LOHI: Nelle tue collezioni c’è sempre una dose di ironia, come mai senti il bisogno di rompere la rigidità dell’eleganza con questa componente?
TB: Penso che quando lavori in maniera molto seria, dalle idee iniziali alla realizzazione dei capi, devi inserire qualcosa che non renda il tutto così pesante. E poi fa parte della mia personalità, mi piace sfociare un pochino nel ridicolo e nell’umorismo, mi serve a non prendermi troppo seriamente.

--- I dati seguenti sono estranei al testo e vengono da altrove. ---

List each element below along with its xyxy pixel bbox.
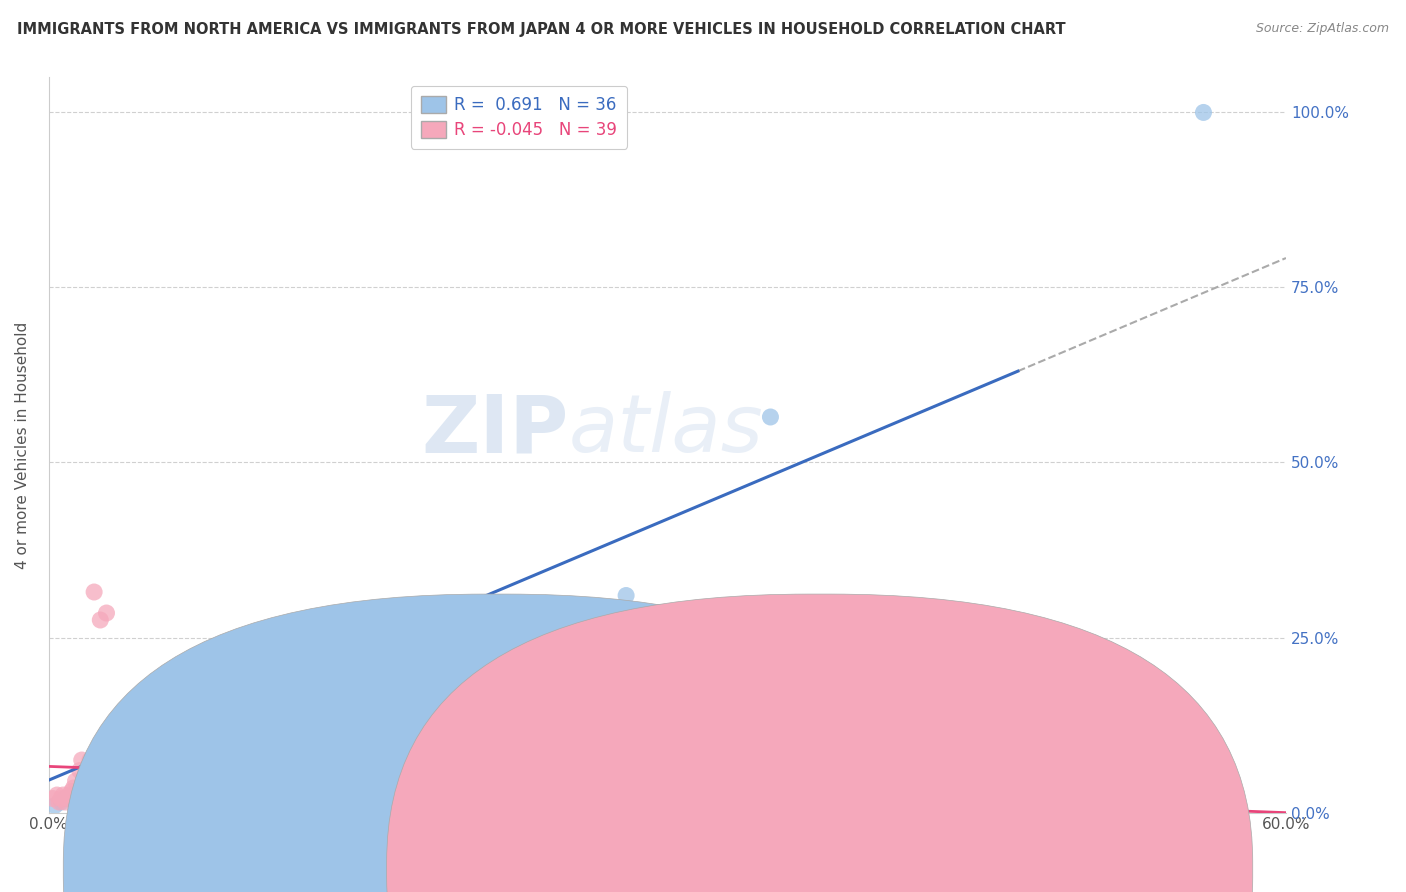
Point xyxy=(62,780,84,795)
Text: Immigrants from North America: Immigrants from North America xyxy=(520,863,754,877)
Point xyxy=(69,784,91,798)
Point xyxy=(264,644,287,658)
Point xyxy=(181,676,204,690)
Point xyxy=(136,788,159,802)
Point xyxy=(79,753,101,767)
Point xyxy=(44,798,66,813)
Point xyxy=(409,634,432,648)
Point xyxy=(77,760,100,774)
Point xyxy=(224,658,246,673)
Point xyxy=(62,788,84,802)
Point xyxy=(821,791,844,805)
Point xyxy=(104,767,127,781)
Point xyxy=(614,589,637,603)
Point xyxy=(657,788,679,802)
Point xyxy=(347,616,370,631)
Point xyxy=(450,620,472,634)
Point xyxy=(96,756,118,771)
Point xyxy=(162,690,184,704)
Point xyxy=(553,774,575,789)
Point xyxy=(56,791,79,805)
Point xyxy=(243,655,266,669)
Y-axis label: 4 or more Vehicles in Household: 4 or more Vehicles in Household xyxy=(15,321,30,568)
Point xyxy=(124,779,146,793)
Point xyxy=(100,760,122,774)
Point xyxy=(115,774,138,789)
Point xyxy=(388,602,411,616)
Text: atlas: atlas xyxy=(568,392,763,469)
Point xyxy=(49,791,72,805)
Point xyxy=(150,786,173,800)
Point xyxy=(141,790,163,805)
Point xyxy=(172,683,194,698)
Point xyxy=(162,753,184,767)
Point xyxy=(181,780,204,795)
Point xyxy=(759,409,782,424)
Point xyxy=(69,764,91,778)
Point xyxy=(83,585,105,599)
Point xyxy=(224,793,246,807)
Text: ZIP: ZIP xyxy=(422,392,568,469)
Point xyxy=(105,742,128,756)
Point xyxy=(904,718,927,732)
Point xyxy=(202,669,225,683)
Point xyxy=(141,707,163,722)
Point xyxy=(48,795,70,809)
Point xyxy=(52,788,75,802)
Point xyxy=(60,784,83,798)
Point xyxy=(89,767,111,781)
Point xyxy=(285,760,308,774)
Point xyxy=(70,753,93,767)
Point xyxy=(110,767,132,781)
Point xyxy=(285,634,308,648)
Point xyxy=(96,606,118,620)
Text: Immigrants from Japan: Immigrants from Japan xyxy=(844,863,1012,877)
Point xyxy=(42,791,65,805)
Point xyxy=(120,774,142,789)
Point xyxy=(53,795,76,809)
Point xyxy=(115,729,138,743)
Point xyxy=(305,627,328,641)
Point xyxy=(131,714,153,729)
Point xyxy=(49,795,72,809)
Point xyxy=(89,613,111,627)
Point xyxy=(120,725,142,739)
Point xyxy=(450,788,472,802)
Point xyxy=(46,788,69,802)
Point xyxy=(83,771,105,785)
Point xyxy=(100,753,122,767)
Text: Source: ZipAtlas.com: Source: ZipAtlas.com xyxy=(1256,22,1389,36)
Point xyxy=(53,791,76,805)
Legend: R =  0.691   N = 36, R = -0.045   N = 39: R = 0.691 N = 36, R = -0.045 N = 39 xyxy=(411,86,627,149)
Point xyxy=(58,788,80,802)
Point xyxy=(75,795,97,809)
Point xyxy=(491,599,513,613)
Text: IMMIGRANTS FROM NORTH AMERICA VS IMMIGRANTS FROM JAPAN 4 OR MORE VEHICLES IN HOU: IMMIGRANTS FROM NORTH AMERICA VS IMMIGRA… xyxy=(17,22,1066,37)
Point xyxy=(347,778,370,792)
Point xyxy=(150,697,173,711)
Point xyxy=(58,791,80,805)
Point xyxy=(75,764,97,778)
Point xyxy=(1171,795,1194,809)
Point xyxy=(131,783,153,797)
Point xyxy=(79,778,101,792)
Point xyxy=(1192,105,1215,120)
Point xyxy=(65,774,87,789)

"C'è una parte di me che ama intrattenere gli spettatori con storie più o meno fantastiche" Thom Browne
LOHI: Pensi che ci sia anche un lato kinky e piccante in Thom Browne?
TB: Si! Mi piace essere provocatorio in tanti modi differenti perché è un modo per tenere vivo l’interesse. Gioco principalmente con idee classiche ma è importante che io riesca a interpretarle in maniera differente per cambiare l’angolazione del punto di vista.
LOHI: Hai parlato spesso di concettuale e commerciale. Come coesistono le due cose in questo equilibrio? Ammesso che ci sia…
TB: Dev’esserci un bilanciamento, perché sono equamente importanti. Il lato concettuale di una collezione è la mia dimensione, dove tutto comincia e si sviluppa, poi c’è il lato commerciale che deve sostenere il concetto e renderlo possibile.
LOHI: C’è anche la tua passione per gli sport, evidente nelle collezioni e dalle collaborazioni con atleti di fama mondiale. Come sei entrato in questo mondo?
TB: Sono cresciuto praticando sport. Gli atleti sono ispirazionali per me, perché so quanto costa esserlo a un certo livello.
LOHI: Le star amano indossare i tuoi modelli sui red carpet. Adrien Brody, Julia Roberts, Michelle Obama, Jenna Ortega e Timothée Chalamet per citarne solo alcuni. Come riesci a interpretare la loro personalità e a tradurla con abiti made-to-measure?
TB: Alla base ci deve essere un rapporto di reciprocità. Devo essere convinto che si sentano bene negli abiti che propongo, ma anche che rimangano fedeli alla loro persona senza tradire quello che è il mio marchio. Molte di queste persone le approcciamo con il tempo e diventano nostri amici, per questo mi sento di dire che è una relazione senza sforzo.
LOHI: Dal 2023 sei diventato anche presidente del Council of Fashion Designers of America. Cosa fai nel poco tempo libero che ti rimane?
TB: Dormo. Io e Andrew siamo molto tranquilli, trascorriamo il tempo piacevolmente a casa nostra, dopotutto siamo sempre molto impegnati e circondati da splendide persone.
LOHI: Chi sono stati i tuoi insegnanti o maestri in termini di design?
TB: Non ho mai studiato moda, ho sempre cercato di reinterpretare il mio guardaroba.